Перед началом рабочего дня Константин Павлюченок забегал за почтамт, совал две копейки в автомат АТ-4 и жадно подставлял оплывшее лицо под пульверизатор. Дыхнув на собственную ладонь, принюхивался, перебил ли одеколон запах перегара. Причёсывался перед телефонной будкой с оборванной трубкой.

Лишь после этого, несколько освежённый, выходил из-за угла и по асфальтовой дорожке чинно шёл к трёхэтажному зданию обкома комсомола, что на площади Ленина.

Степенно поднимался на второй этаж, в отдел рабочей и сельской молодёжи. Отпирал дверь с латунной табличкой – «Завотделом Павлюченок», ничем прочим от других дверей не отличающуюся.

Зато внутри кабинет поражал своей нестандартностью. Первое, что бросалось в глаза, – пришпиленный к стене ватман с витиеватой вязью поверху – «Получение углеродных волокон на опытной установке периодического действия». Под заголовком размещалась каллиграфически прочерченная схема установки. Константин Павлюченок всё ещё крепко тосковал по несбывшейся науке. До сих пор вспоминал времена, когда после армии вернулся на химкомбинат, поступил соискателем во ВНИИСВ и горячо взялся за диссертацию. Дни, когда, едва проснувшись, торопился в КБ – за кульман, а вечером – в диссертационный зал областной библиотеки, ныне казались счастливейшими в жизни.

По утрам завотделом обкома комсомола проезжал на служебной машине по Московскому шоссе, мимо комбинатовских корпусов, жадно вдыхал запах сероводорода.

– Аж пробивает, – блаженно шептал он. Водитель удивленно косился.

Связи с комбинатом Павлюченок не порывал. Там шла другая, живая жизнь. Шаг за шагом продвигалась реконструкция.

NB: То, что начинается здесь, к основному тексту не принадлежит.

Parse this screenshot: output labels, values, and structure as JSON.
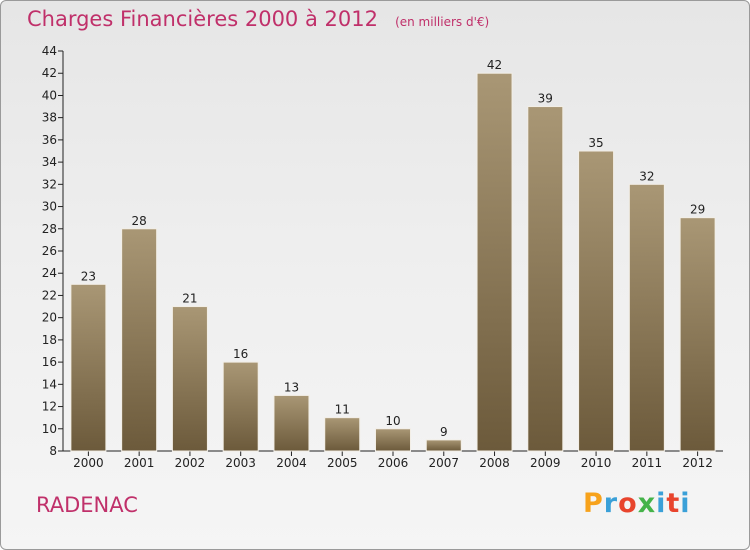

Сносились устаревшие цеха, поднимались новые производства.

– И моя идея могла бы в струю попасть, – вздыхал Котька. Изредка, когда становилось вовсе невмоготу, доставал он папки с диссертационными набросками, что до сих пор лежали в левом верхнем ящике стола, перелистывал, обновлял цитаты из пленумов и выступлений Генерального секретаря. Тем и ограничивался. Но возникало ощущение, что день прожит не зря.

Как-то в кабинет заскочил Оська Граневич – член обкома комсомола от Химкомбината. Увидел чертёж.

– Ишь ты! – подивился он. Выдернул из карандашницы отточенный карандаш, пририсовал пару линий. Павлюченок завистливо сглотнул, – за десяток секунд Граневич уловил то, над чем сам он бился неделями.

– А вообще толково, – оценил Гранечка. – Зря ты ушёл. Вместо чтоб груши здесь околачивать, возвращался бы в КБ.

– Думаешь, ещё не поздно? – Котька облизнул пересохшие губы.

– Отчего поздно? Тебе там самое место.

Ещё раз вгляделся:

– Нет, в самом деле что-то проглядывает.

Склонил курчавую голову на бок, прищурился оценивающе. Вновь схватил карандаш, чуть изменил угол. – Вот если в этом направлении перерассчитать – как тебе? Приходи в самом деле. Посидим вдвоём. Помаракуем.

У Павлюченка от головокружительной перспективы заныли зубы. Тем более слово Граневича становилось на комбинате всё весомей. В нём видели будущее светило.

«Ну чего, в самом деле, робею? Поставить вопрос ребром перед Девятьяровым – не может, чтоб не отпустил!» – уговаривал себя Павлюченок. Но всё не решался.

Котька оглаживал схему, будто рисунок желанной, не давшейся женщины. Ощутив першение в носу, подходил к комсомольскому знамени. С чувством высмаркивался. Перед зеркалом на трюмо оттягивал мешки под глазами. С неприязнью оглядывал ладную «тройку».

Сейчас бы клеша, батничек с планкой и – по Вольного Новгорода с бабёшками.

Увы! Знаменитая ковбойская шляпа и расклешённые джинсы с бубенчиками пылились в недрах домашнего гардероба.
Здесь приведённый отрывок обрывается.